Não há um tratamento específico neste caso, mas algumas medidas podem ser tomadas. A primeira delas é entender que a nossa saúde mental necessita de cuidado e atenção, bem como boa parte dos afazeres diários. "As pessoas podem ter muitos medos diferentes na atualidade, nossa geração nunca lidou com uma situação como essa da pandemia de covid-19. Por isso, é muito relevante o papel de psicólogos e psiquiatras para ajudar as pessoas a entenderem melhor com essas novas dinâmicas de vida", afirma o psicólogo Yuri Busin.

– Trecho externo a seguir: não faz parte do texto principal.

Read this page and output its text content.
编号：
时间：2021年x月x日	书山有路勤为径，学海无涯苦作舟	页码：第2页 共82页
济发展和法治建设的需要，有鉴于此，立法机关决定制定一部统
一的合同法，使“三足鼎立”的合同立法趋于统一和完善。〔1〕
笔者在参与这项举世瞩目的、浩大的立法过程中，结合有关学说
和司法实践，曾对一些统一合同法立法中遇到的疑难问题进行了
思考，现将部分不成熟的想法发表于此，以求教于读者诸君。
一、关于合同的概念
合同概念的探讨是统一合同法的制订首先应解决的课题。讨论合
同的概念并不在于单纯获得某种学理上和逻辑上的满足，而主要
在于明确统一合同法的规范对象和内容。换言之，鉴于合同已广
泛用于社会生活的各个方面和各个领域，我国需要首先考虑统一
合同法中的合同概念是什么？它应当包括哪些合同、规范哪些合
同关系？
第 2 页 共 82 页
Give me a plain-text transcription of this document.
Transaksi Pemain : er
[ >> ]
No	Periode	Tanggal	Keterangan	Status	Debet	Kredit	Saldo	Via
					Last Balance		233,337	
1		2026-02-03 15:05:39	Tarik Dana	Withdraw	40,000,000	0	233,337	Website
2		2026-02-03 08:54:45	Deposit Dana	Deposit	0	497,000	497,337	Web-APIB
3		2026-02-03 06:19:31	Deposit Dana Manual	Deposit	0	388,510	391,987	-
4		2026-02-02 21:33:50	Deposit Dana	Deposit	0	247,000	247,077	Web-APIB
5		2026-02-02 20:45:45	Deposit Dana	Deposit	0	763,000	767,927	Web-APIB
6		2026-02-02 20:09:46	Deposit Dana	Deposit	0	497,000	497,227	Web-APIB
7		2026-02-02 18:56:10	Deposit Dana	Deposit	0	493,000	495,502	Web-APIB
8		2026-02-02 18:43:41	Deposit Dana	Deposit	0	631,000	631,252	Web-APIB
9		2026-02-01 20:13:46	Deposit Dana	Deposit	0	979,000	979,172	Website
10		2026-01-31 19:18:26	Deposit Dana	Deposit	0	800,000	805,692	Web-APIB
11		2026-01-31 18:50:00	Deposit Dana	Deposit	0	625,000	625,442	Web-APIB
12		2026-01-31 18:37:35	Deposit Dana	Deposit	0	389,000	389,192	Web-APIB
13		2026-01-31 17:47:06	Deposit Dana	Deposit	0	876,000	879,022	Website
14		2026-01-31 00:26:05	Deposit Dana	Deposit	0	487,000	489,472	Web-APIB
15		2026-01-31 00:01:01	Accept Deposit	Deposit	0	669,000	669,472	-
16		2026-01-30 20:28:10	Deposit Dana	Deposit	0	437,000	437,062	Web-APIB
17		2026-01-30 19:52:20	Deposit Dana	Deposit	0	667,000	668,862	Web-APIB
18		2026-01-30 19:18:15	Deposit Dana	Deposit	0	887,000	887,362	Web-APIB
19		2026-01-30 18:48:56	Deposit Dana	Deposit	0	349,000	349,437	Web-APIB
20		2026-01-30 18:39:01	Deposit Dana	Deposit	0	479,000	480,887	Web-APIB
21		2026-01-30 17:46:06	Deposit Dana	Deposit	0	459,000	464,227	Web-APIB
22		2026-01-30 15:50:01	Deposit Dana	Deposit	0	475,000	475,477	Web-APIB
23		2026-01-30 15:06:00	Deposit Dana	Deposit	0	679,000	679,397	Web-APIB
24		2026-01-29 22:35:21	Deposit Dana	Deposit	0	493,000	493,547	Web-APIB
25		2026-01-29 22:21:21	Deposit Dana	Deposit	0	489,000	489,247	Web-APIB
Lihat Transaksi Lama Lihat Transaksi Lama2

"Pessoas que já lidam com depressão e transtorno de ansiedade têm naturalmente uma tendência de ficarem mais isoladas, então é preciso tomar cuidado. A solidão não é boa conselheira", reforça do psiquiatra Wimer Bottura. Até porque, para o psiquiatra, o cenário geral é preocupante.

No entanto, dá para usar o momento para valorizar questões que andavam em segundo plano: "se podemos tirar alguma coisa de positivo - já que fomos obrigados ao isolamento -, é a revalorização dessa convivência em família, dos pais voltarem a ser pais, das famílias se reunirem, se organizarem para cuidar da casa", reflete. Ele ainda aponta que podemos repensar questões na nossa vida: "as conquistas tecnológicas nos permitem ficar distante do escritório e, ainda assim, produzir algo de qualidade. Talvez aquele sonho de morar em uma outra cidade, sabe? Viver com muito mais saúde mental, qualidade de vida, mais barato, diminuindo a poluição e o estresse".